Food & Drink

In summer heat, stay hydrated with water or sports drinks

When exercising outdoors in the summer heat, it’s important to stay hydrated. Liz Applegate, director of sports nutrition at the UC Davis, suggests sports drinks because they sugar and electrolytes.
When exercising outdoors in the summer heat, it’s important to stay hydrated. Liz Applegate, director of sports nutrition at the UC Davis, suggests sports drinks because they sugar and electrolytes. The Telegraph

With temperatures soaring into triple digits on the warmest Central Valley days, it’s imperative for everyone – not just serious athletes – to stay hydrated. But is water really the best way to keep cool?

In hot weather, the body works harder to dissipate heat by sweating more. Replenishing by drinking a  1/4 to  3/4 cup of fluids every 15 to 20 minutes is recommended, said Liz Applegate, director of sports nutrition at UC Davis and a senior lecturer in the department of nutrition.

If you’re staying outside for an hour or less, water is a good choice, Applegate advises. But if you’re active for more than an hour, you should consider drinking sports drinks. They include simple sugars like glucose, fructose and sucrose that can keep you energized during your activity. They also contain small amounts of electrolytes like sodium, potassium and calcium that may be lost through sweating.

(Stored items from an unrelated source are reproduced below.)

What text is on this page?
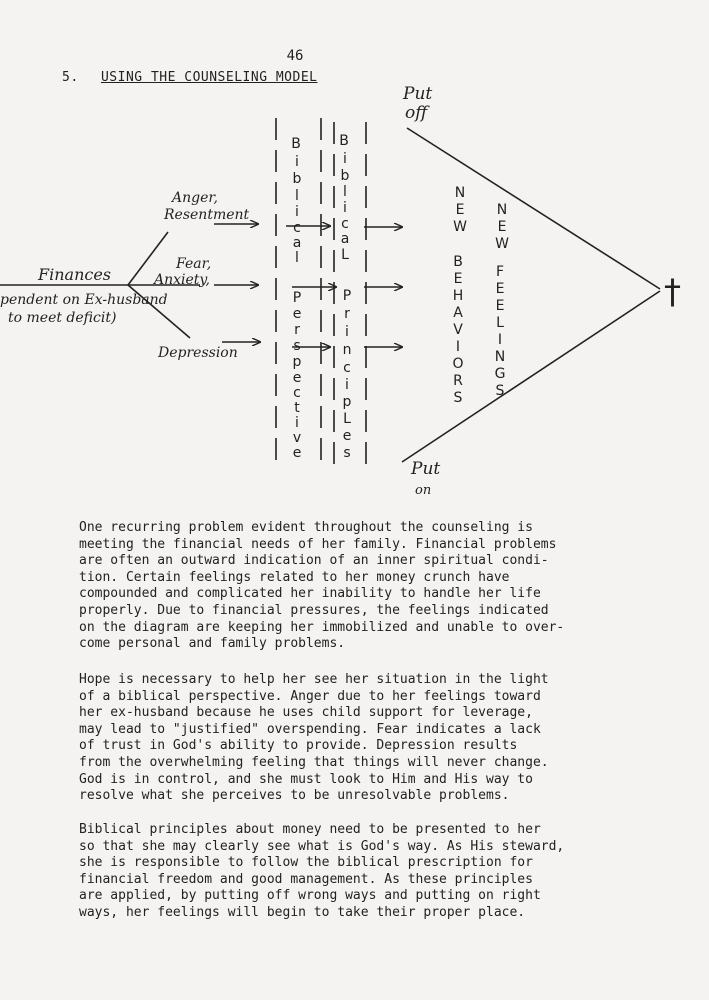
46
5. USING THE COUNSELING MODEL
Put
off
Put
on
†
Finances
pendent on Ex-husband
to meet deficit)
Anger,
Resentment
Fear,
Anxiety,
Depression
B
i
b
l
i
c
a
l
P
e
r
s
p
e
c
t
i
v
e
B
i
b
l
i
c
a
L
P
r
i
n
c
i
p
L
e
s
N
E
W
B
E
H
A
V
I
O
R
S
N
E
W
F
E
E
L
I
N
G
S

One recurring problem evident throughout the counseling is

meeting the financial needs of her family. Financial problems

are often an outward indication of an inner spiritual condi-

tion. Certain feelings related to her money crunch have

compounded and complicated her inability to handle her life

properly. Due to financial pressures, the feelings indicated

on the diagram are keeping her immobilized and unable to over-

come personal and family problems.

Hope is necessary to help her see her situation in the light

of a biblical perspective. Anger due to her feelings toward

her ex-husband because he uses child support for leverage,

may lead to "justified" overspending. Fear indicates a lack

of trust in God's ability to provide. Depression results

from the overwhelming feeling that things will never change.

God is in control, and she must look to Him and His way to

resolve what she perceives to be unresolvable problems.

Biblical principles about money need to be presented to her

so that she may clearly see what is God's way. As His steward,

she is responsible to follow the biblical prescription for

financial freedom and good management. As these principles

are applied, by putting off wrong ways and putting on right

ways, her feelings will begin to take their proper place.
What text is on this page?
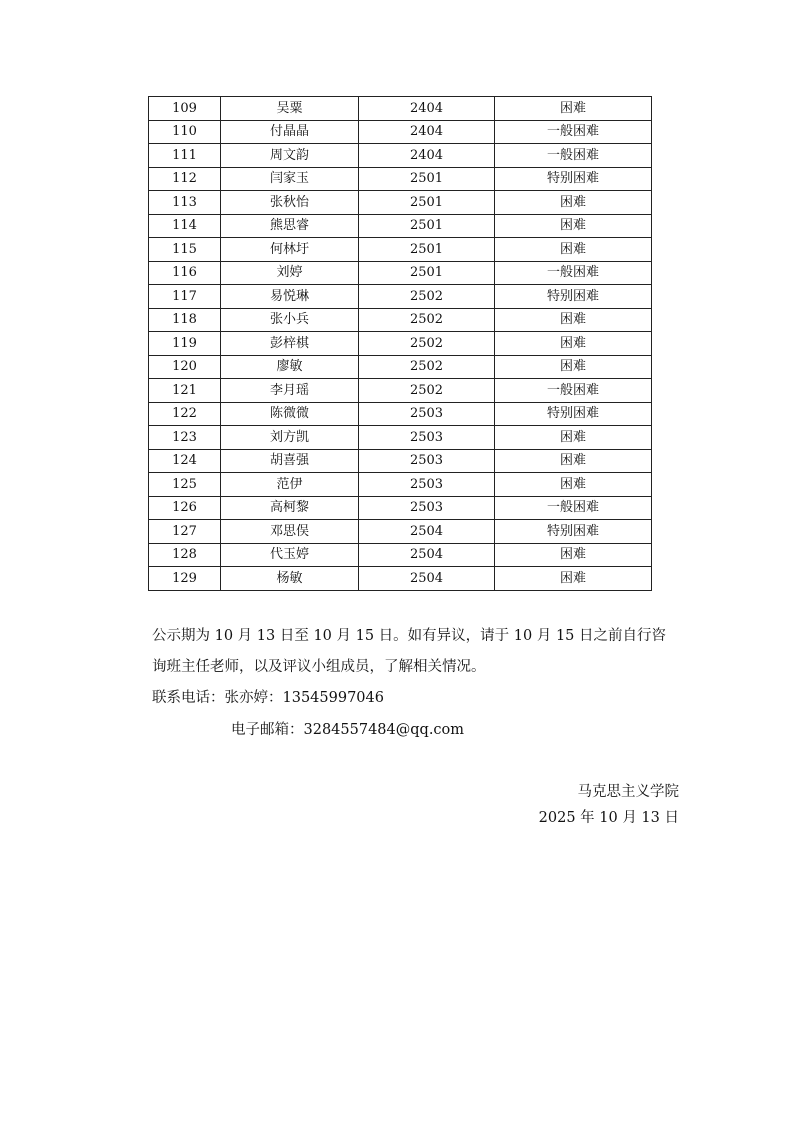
109	吴粟	2404	困难
110	付晶晶	2404	一般困难
111	周文韵	2404	一般困难
112	闫家玉	2501	特别困难
113	张秋怡	2501	困难
114	熊思睿	2501	困难
115	何林圩	2501	困难
116	刘婷	2501	一般困难
117	易悦琳	2502	特别困难
118	张小兵	2502	困难
119	彭梓棋	2502	困难
120	廖敏	2502	困难
121	李月瑶	2502	一般困难
122	陈微微	2503	特别困难
123	刘方凯	2503	困难
124	胡喜强	2503	困难
125	范伊	2503	困难
126	高柯黎	2503	一般困难
127	邓思俣	2504	特别困难
128	代玉婷	2504	困难
129	杨敏	2504	困难
公示期为 10 月 13 日至 10 月 15 日。如有异议，请于 10 月 15 日之前自行咨
询班主任老师，以及评议小组成员，了解相关情况。
联系电话：张亦婷：13545997046
电子邮箱：3284557484@qq.com
马克思主义学院
2025 年 10 月 13 日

The brand usually doesn’t matter, because major ones such as Gatorade and Powerade contain roughly the same amount of sugar and electrolytes. If you’re planning to exercise for one or two hours, you should aim for about 30 grams of carbohydrates per hour; if it’s more than two hours, she recommends 30 to 60 grams.

For those who don’t want to pay for sports drinks, the same effects can be achieved by drinking water and eating a few pieces of dried fruit, Applegate said. As for electrolytes, people’s usual diets often contain enough salt to replenish during the day, even with exercise.

Thirst is a good guide for knowing how much to drink, Applegate said. People should generally have about five full bladders of urine a day that is the color of light lemonade, she added.

Dehydration can lead to heat exhaustion, heat cramps and heat stroke, according to the National Institute for Occupational Safety and Health, managed by the Centers for Disease and Control. Those outside in the sun should monitor their body for signs of dehydration, which include lightheadedness, clammy or flushed skin, fatigue, nausea and a rapid heart rate.

If you think you might be suffering from heat exhaustion, find a shady area to sit down and drink juice, a sports drink or water with fruit.

But beware – overhydration, though rare, can happen. Drinking about two to three cups of water every 10 minutes can result in overhydration, symptoms of which include headache and lightheadedness.

Applegate also cautioned people to acclimatize to the weather before doing strenuous amounts of exercise. People arriving in Sacramento for the summer from cooler areas should increase their physical activity incrementally.